A Birthplace, a hidden Story and a Rebel Painter

By John Clayton

It was January 2019. I had just bundled off to my editor the manuscript for my book Natural Rivals: John Muir, Gifford Pinchot, and the Creation of America’s Public Lands. I was free to investigate new projects—ideally smaller ones! For example, somewhere I’d picked up the piece of trivia that famed Abstract Impressionist painter Jackson Pollock had been born in Cody, Wyo. Was there a story there?

I will always remember leaving the library at Montana State University-Billings, and starting my walk back to the car. I’d been stymied in my quest. I looked up “Wyoming” in the index of several Pollock biographies. Most confirmed the piece of trivia: he was born in Cody on Jan. 28, 1912. A few mentioned that his family had soon moved away. But that was it.

As a journalist and historian, I’m always looking for a story. Not a piece of trivia. What was Pollock’s relationship to the state of his birth? How did it evolve? What did it say about the man and his character? Might it even say something about his art? And the biographers were saying: No. There is no story here. Pollock never returned to Wyoming for the rest of his life.

I was halfway across the university’s quad when I suddenly stopped in my tracks. Why then did Pollock mention Wyoming in every single interview he did? Wyoming must have meant something to him, or he wouldn’t have brought it up.

Pollock was famous for being verbally inarticulate. He wasn’t good at talking about his paintings, or art, or life or anything. He wasn’t a talker. But that meant, if he did keep mentioning a topic, it must be important. He just wasn’t good at talking about why. It’s the job of the biographer or journalist or historian to piece together that story.

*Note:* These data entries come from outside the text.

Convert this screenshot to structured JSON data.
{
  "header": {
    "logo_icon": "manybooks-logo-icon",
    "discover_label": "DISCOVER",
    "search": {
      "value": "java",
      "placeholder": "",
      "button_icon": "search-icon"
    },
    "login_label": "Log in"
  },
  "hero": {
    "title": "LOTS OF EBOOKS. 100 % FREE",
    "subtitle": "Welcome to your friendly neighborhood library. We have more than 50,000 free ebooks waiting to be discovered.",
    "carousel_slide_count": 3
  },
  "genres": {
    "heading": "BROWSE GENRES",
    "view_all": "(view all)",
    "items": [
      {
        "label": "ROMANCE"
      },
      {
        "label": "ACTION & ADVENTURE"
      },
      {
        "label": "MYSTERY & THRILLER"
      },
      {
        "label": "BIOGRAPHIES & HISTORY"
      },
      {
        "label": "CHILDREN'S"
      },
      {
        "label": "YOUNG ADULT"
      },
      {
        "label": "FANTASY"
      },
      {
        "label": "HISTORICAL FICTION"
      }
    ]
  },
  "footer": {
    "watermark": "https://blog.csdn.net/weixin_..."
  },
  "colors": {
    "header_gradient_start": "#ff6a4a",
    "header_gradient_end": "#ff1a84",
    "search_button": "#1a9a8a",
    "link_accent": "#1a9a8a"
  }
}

I could now see my purpose. I went back into the library and checked out several Pollock books. They taught me about the Pollock-era art world. I already knew something about Wyoming in that era, from research for The Cowboy Girl, my biography of Caroline Lockhart (1871-1962). On my next visit to Cody, I added more context from newspaper archives. Then, as I examined Pollock’s life with this unusual set of questions, I found a powerful narrative.

My editor at the Bozeman-based Big Sky Journal had been asking for an article. I pitched this one. She was delighted, and noted that a sister publication, Western Art and Architecture, might also be interested. That editor was eager to pose questions about what the nation sees as "Western" art.

But when a magazine does a story on a famous artist, it runs into problems licensing the artwork. They got permissions to run my piece in print, but for only a very brief window on the website.

Thus in May 2022, when I read Katie Klingsporn’s great WyoFile article on the failure of an effort to name a Wyoming mountain after Pollock, I had conflicting emotions. On the one hand, I had no problem with the decision. (Klingsporn lays out the proposal’s many issues.) On the other hand, it felt like members of the Wyoming Board of Geographic Names—much like Pollock’s biographers—knew only the piece of trivia, and not the story. Then again, who could blame them? They hadn’t heard the story. And I couldn’t point anybody to it, because it no longer existed on the Web.

Enter Tom Rea and the great team at WyoHistory.org. Tom found the story worthwhile. We gave it some updates and tweaks. He also found ways to illustrate it with artworks from the public domain. (Unusual for a WyoHistory article, it also contains a few embedded links, from the name of a Pollock painting to a website that is legally reproducing that artwork.)

I’m delighted that WyoHistory has given this story a permanent home. Not because I care one way or another about whether mountains get named after artists. Rather, this piece of trivia turned into one of my all-time favorite stories: about a fascinating person with a fascinating relationship to a fascinating place.